Sebagai mantan jurnalis, Karima mengaku familier dengan wajah-wajah kreator yang ada dalam video @tigaenampuluh_. Kala scrolling akun itu, Karima menemukan kreator di balik akun tersebut ternyata adalah jurnalis aktif dan beberapa mantan jurnalis.
Baca juga: Setiap Hari adalah Perang Saya Melawan Trauma, Kisah Jurnalis yang Menulis Palestina
“Saya enggak asing dengan wajah-wajah di akun tersebut. Cara mereka menyampaikan opini juga baik dan artikulasinya oke. Makin ke bawah, ada sesuatu yang menurut saya agak janggal gitu. Sampai akhirnya ada salah satu follower saya yang reply di X dan infokan kalau ini ada salah satu host ternama gitu di Indonesia. Dia pun coach public speaking course yang namanya gede di Indonesia. Dan oh oke bener berarti tebakan saya: Mereka ini ternyata adalah jurnalis,” kata Karima.

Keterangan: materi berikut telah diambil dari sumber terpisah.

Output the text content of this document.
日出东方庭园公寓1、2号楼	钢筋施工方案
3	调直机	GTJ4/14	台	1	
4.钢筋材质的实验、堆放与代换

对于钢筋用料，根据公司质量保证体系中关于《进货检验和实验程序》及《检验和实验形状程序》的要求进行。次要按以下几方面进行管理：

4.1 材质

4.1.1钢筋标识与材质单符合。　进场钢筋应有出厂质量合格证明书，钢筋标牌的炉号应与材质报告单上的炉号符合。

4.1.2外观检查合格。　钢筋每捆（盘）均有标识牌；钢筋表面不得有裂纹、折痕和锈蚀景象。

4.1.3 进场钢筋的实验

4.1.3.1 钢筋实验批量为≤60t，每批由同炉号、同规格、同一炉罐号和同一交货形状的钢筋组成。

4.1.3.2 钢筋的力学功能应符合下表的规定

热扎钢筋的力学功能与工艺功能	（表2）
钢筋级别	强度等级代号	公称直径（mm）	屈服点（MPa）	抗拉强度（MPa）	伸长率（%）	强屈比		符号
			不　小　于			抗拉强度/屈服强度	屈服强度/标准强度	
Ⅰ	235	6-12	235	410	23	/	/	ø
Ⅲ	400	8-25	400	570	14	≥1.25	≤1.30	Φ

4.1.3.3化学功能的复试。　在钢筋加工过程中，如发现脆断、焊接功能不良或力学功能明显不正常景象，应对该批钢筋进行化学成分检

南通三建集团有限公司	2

Selain dibidani oleh jurnalis dan mantan jurnalis, @tigaenampuluh_ juga aktif membangun narasi yang menjatuhkan karya-karya jurnalistik. Pada salah satu unggahannya, @tigaenampuluh_ terlihat menggabungkan video opini mereka dengan video lain dengan tajuk “Media Jurnalistik Sudah Jadi Media Gosip?”. Unggahan lain juga berupaya mengulas Bloomberg yang dinarasikan melakukan adu domba Presiden lewat gelar wicaranya dengan Presiden RI Ke-6, Susilo Bambang Yudhoyono.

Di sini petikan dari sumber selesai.